Akan tetapi, pukul enam pada pengumuman itu sebenarnya adalah pukul 4 sore WIB. Pada masa pendudukan Jepang, mereka menggunakan aturan-aturan, seperti menerapkan waktu Tokyo sebagai acuan zona waktu, penggunaan sistem kalender, dan merubah arah kiblat sholat umat Muslim, bukan menghadap Makkah, tapi mengarah ke Tokyo.
Rapat raksasa yang semula akan diadakan pada 11 September, ditunda. Informasi ini juga diketahui dari surat kabar Soeara Asia. Namun, dua hari kemudian, surat kabar itu mengakhiri penerbitannya, sehingga tidak ada lagi pemberitaan tentang pelaksanaan rapat raksasa di Tambaksari.
Namun beruntungnya, surat kabar Soeara Merdeka dari Bandung memuat peristiwa rapat raksasa Tambaksari, berbarengan dengan laporan peristiwa rapat raksasa di Lapangan Ikada.

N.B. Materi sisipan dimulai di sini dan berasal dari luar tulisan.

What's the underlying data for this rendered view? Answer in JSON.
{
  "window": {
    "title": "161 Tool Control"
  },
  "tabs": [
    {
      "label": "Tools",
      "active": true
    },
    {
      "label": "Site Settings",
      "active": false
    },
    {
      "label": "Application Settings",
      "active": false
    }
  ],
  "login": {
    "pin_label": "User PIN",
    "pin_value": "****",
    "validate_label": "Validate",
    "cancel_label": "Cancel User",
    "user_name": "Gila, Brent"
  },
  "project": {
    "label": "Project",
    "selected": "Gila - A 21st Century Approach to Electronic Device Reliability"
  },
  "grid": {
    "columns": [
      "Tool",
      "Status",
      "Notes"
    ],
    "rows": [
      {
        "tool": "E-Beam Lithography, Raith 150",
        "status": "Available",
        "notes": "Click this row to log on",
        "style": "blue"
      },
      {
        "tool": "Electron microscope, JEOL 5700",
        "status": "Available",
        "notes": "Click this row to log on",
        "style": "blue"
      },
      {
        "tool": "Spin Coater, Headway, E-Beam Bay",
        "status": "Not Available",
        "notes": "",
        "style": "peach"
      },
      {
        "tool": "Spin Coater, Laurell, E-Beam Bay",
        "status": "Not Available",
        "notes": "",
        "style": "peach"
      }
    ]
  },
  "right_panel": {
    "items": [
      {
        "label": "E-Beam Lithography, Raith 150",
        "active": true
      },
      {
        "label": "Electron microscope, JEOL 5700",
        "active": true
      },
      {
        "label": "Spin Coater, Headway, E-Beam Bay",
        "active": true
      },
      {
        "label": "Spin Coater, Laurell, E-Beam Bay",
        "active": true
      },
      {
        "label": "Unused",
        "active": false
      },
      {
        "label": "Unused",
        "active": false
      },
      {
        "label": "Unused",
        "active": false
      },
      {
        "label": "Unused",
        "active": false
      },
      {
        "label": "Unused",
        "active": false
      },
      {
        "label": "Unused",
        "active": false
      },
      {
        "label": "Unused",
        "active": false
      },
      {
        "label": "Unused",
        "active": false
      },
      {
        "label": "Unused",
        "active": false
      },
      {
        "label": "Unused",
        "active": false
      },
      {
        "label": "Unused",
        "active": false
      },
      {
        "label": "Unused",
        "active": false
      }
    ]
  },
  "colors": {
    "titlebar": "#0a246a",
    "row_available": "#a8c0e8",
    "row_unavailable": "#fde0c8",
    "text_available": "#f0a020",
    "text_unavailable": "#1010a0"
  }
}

Pemberitaan itu terbit pada 20 September 1945.
Dari dokumentasi Soeara Merdeka, rapat raksasa Tambaksari diadakan pada  13 September 1945, sedangkan rapat di Pasarturi diselenggarakan pada 17 September 1945. Dari dua peritiwa rapat tersebut, mampu mengobarkan keberanian dan semangat rakyat Surabaya.
Kibaran bendera Merah Putih segera menyebar di mana-mana. Dua hari kemudian, yaitu 19 September 1945 sekelompok orang Belanda yang dipimpin oleh Ploegman mengibarkan Merah Putih Biru di atas menara Hotel Yamato (kini Hotel Majapahit).Â
Keberanian  Ploegman ini, selanjutnya mendapatkan kehormatan sekaligus kerugian, dia menjadi orang Belanda yang pertama tewas selama periode perang mempertahankan kemerdekaan (1945-1949), antara Indonesia melawan Belanda.Â
Dari Kota Pahlawan, gelora semangat semakin membara dan mulai menjangkiti ke seluruh penjuru negeri. Kemudian, berakhir di meja perundingan empat tahun berselang.